Bazen biri gelir ve bilmeden dokunuverir birkaç basit kelimeyle yüreğindeki gizli kapıya. Öylece bakmadan gidemez. Hiç olmadı, teğet geçecektir çünkü… Elbette sen unutmamışsındır o saklı odayı ama hatırlamak da istemezsin. Fakat olan olmuştur artık… O andan sonra bir cevabın olmak zorunda…

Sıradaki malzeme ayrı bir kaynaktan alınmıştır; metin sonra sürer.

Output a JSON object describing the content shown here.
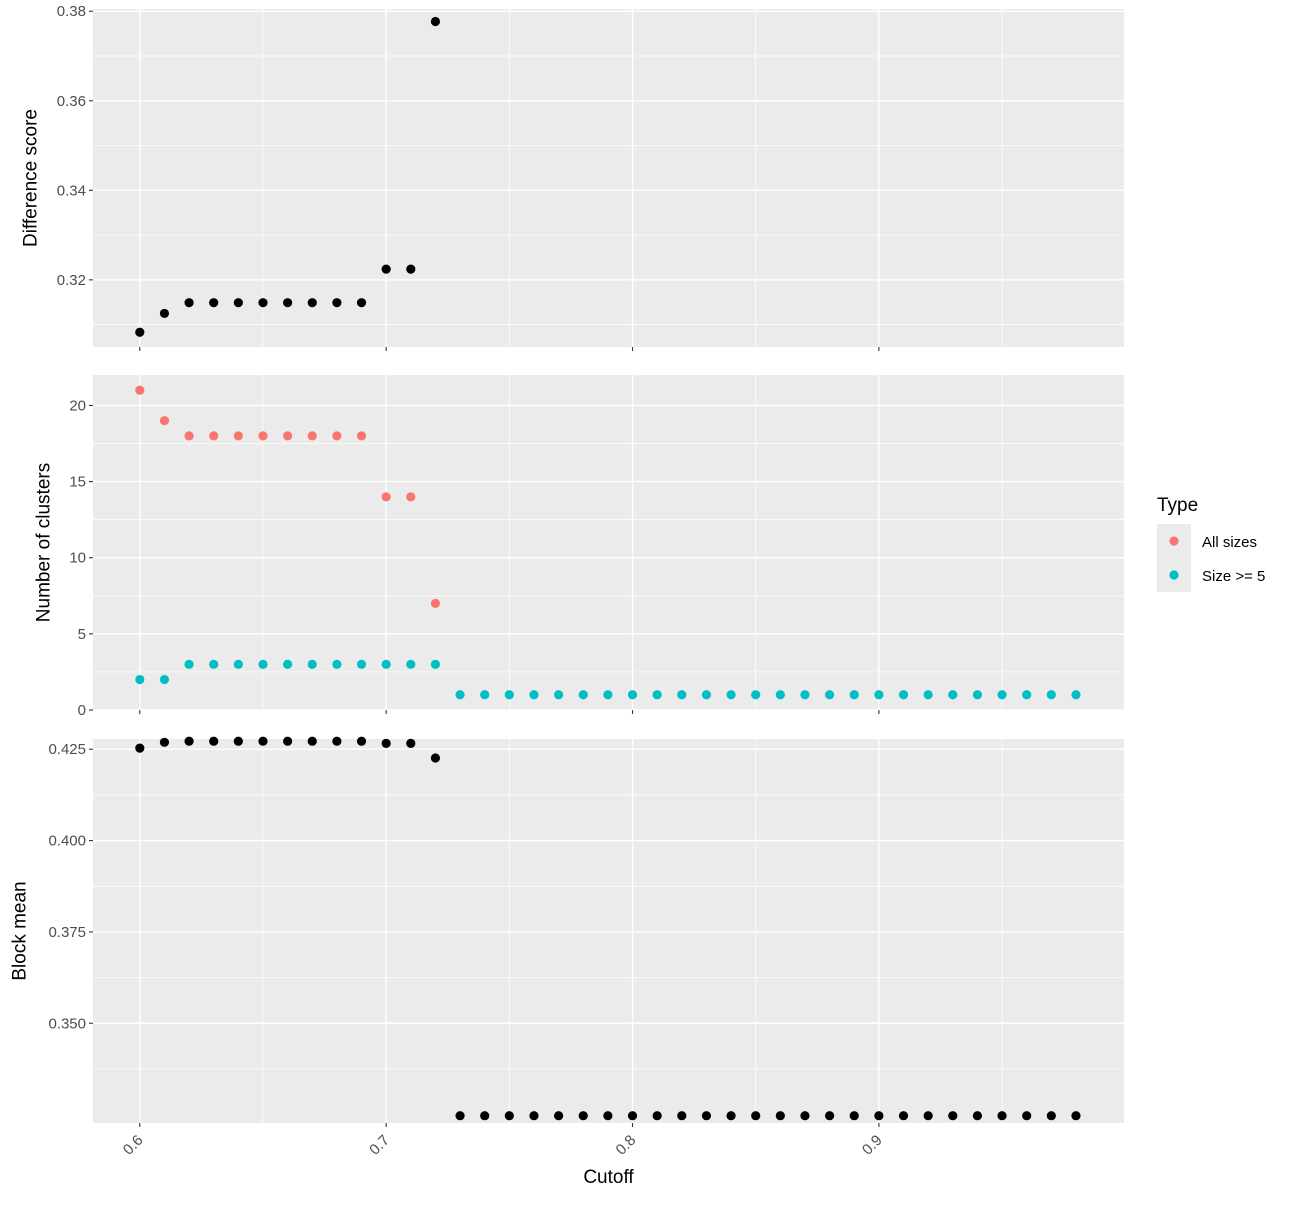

Her şey normal gidiyordu aslında. Başarılı bir Türk bilim adamına sorulabilecek tüm soruları sordu sunucu kadın bir saat boyunca arkadaşıma. Ne kadar da göz dolduruyordu Mehmet. Heybetiyle tamamlıyordu sanki başarısını; Uzun boyunu taçlandıran siyah takım elbisesi, kumral tenine rağmen gözlerinin mercan mavisi rengini daha da ortaya çıkarmıştı. Geniş omuzlarıyla kendinden emin dimdik oturuşuna eklenen yakışıklılığı bir bilim adamından çok, henüz otuzlarında bir aktörün başarılı bir filmden sonra verilen bir röportajı havası veriyordu programa. Ta ki sunucu kapanış sorusunu sorana ve en yakın arkadaşım cevap verene kadar. -Son olarak size şunu sormak istiyorum; başarılı bilim insanlarımız ülkemizi yurtdışında temsil etmeyi tercih ediyor sizse kaldınız, neden?- dedi sunucu kadın. Aslında cevap gelene kadar o üç saniye benim için de herkes gibi normal bir bekleyişti. En az soru kadar normal. Fakat verilen cevap, bundan tam 15 yıl önce sadece bir kez duyduğum ve hiç unutmadığım bir cümle. Milyonlar izliyordu o an ama son söylenenin ne demek olduğunu sadece iki kişi biliyordu. Mehmet ve ben… Hiç gözlerini sunucudan ayırmadan cevap verdi yine Mehmet. Tıpkı diğer sorulara verdiği cevaplardaki gibi aynı kararlılık ve gözlerinden yayılan maviliğin sertliğiyle -çok küçükken alınmış bir karar ben hiç gitmem- dedi ve teşekkür ederek sanki verdiği cevaptan kaynaklı olası gelebilecek tali soruları kapatırcasına her zamanki gibi kontrolü eline almıştı anında.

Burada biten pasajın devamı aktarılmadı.